De helft van de bellers slaagt erin de belastingtelefoon te bereiken, las ik vorige week. Na hoeveel pogingen, vraag je je dan af. ‘Kies een vijf voor overige vragen.’ Dat deed ik die dag zo’n dertig keer, en elke keer weer zei dezelfde vriendelijke mannenstem onvermoeibaar: ‘Al onze medewerkers zijn in gesprek, probeert u het op een later tijdstip nog eens,’ waarna de ingesprektoon het overnam. Soms geraakte ik niet eens tot dat keuzemenu en werd me na de eerste optie al verteld dat het te druk was.
Toen ook etenstijd geen verlichting bood besloot ik een sluipweg te proberen: expres helemaal aan het begin een verkeerde keuze maken en daarna een beetje onbenullig doen dat ik niet wist waar mijn vraag thuishoorde. De meneer die ik op die manier te pakken kreeg, vertelde me vriendelijk dat ik elders moest wezen met mijn vraag (ha, dat wist ik!), verbond me goedgemutst intern door naar de goede afdeling en daarna was ik in vijf minuten klaar.
Bij het UWV nemen ze vrijwel meteen op. Niet dat ik daar veel mee opschoot. Het duurde twee dagen voor ik via dat landelijk telefoonnummer te horen kreeg wie mijn arbeidsdeskundige was, een toch tamelijk feitelijke en daarom simpel te beantwoorden vraag. Die arbeidsdeskundige kon ik niet aan de telefoon krijgen, ik moest een brief sturen; dat deed ik nog diezelfde dag. Zes weken later was er taal noch teken, zelfs geen ontvangstbevestiging. Het kostte een week en ettelijke telefoontjes (‘ik stuur een verzoek naar de betreffende afdeling om contact met u op te nemen’) plus een meneer die medelijden kreeg en me het rechtstreekse nummer van de betreffende afdeling aan de hand deed. Ik had eindelijk de goede mevrouw aan de lijn.
‘Uw brief heeft niet echt prioriteit,’ zei ze. Die indruk had ik al, mijn brief was ondertussen immers zeven weken oud. Maar mijn prioriteiten strookten niet helemaal met die van het UWV, ik zat al die tijd nerveus – en wat balorig over de verspilde weken – te wachten op hun antwoord. Gelukkig nam ze niettemin even de tijd voor me en handelde mijn vragen over mijn arbeidsongeschiktheidsuitkering in een kwartiertje deskundig af.

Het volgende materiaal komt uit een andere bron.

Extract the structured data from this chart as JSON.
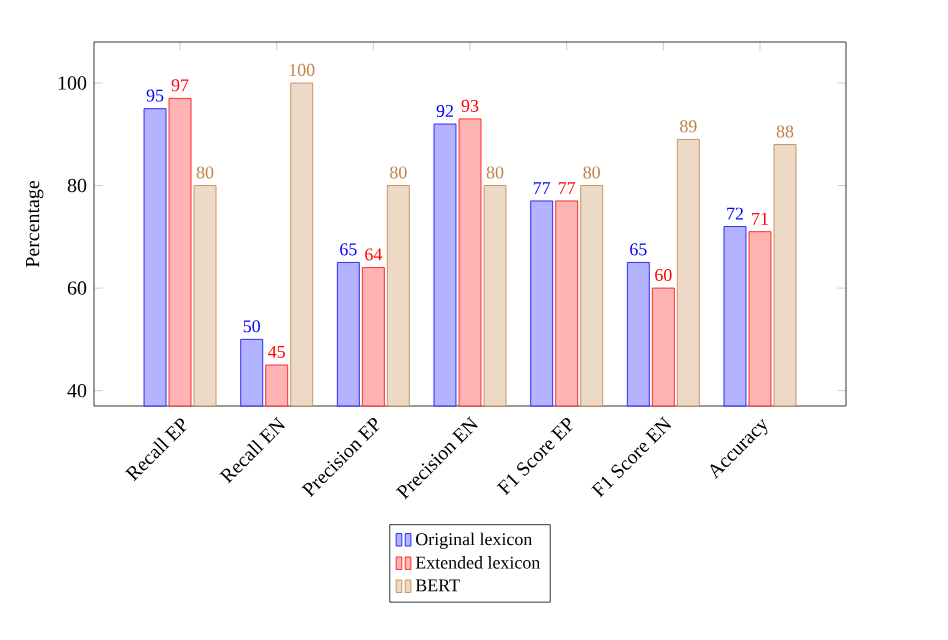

Wat een tijd wordt er niet verspild met zulke landelijke informatienummers. Ik heb dat van het UWV zo’n tien keer gebeld en de medewerkers achter de keuzemenu’s daar telkens weer mijn vragen moeten voorleggen (soms op dezelfde manier sluipsmokkelend als bij de belastingtelefoon: als de mevrouw achter menu twee submenu vier zei dat ze niks kon doen probeerde ik de meneer achter menu twee submenu vijf, en die bleek dan wel de opdracht te kunnen uitzetten dat iemand contact met mij moest opnemen; niet dat daar altijd iets van kwam, maar het gaf me tenminste het gevoel dat er beweging in de zaak zat), er zijn vijf of zes van zulke ‘opdrachten’ uitgezet om mij te bellen, en mijn dossier heeft nu minstens vijf aantekeningen extra verworven.
Bij elkaar heb ik er ruim een hele werkdag ingestopt om die ene, voor mij zo prangende vraag beantwoord te krijgen en heb ik een halve werkdag van al die medewerkers opgesoupeerd. Het navrante is dat er steeds maar niets gebeurde. Er werden alleen maar vragen en belverzoeken heen en weer geschoven. Er werden geen antwoorden geproduceerd, waar de hele excercitie toch om te doen was.
De bureaucratie is tegenwoordig in gesprek met keuzemenu’s.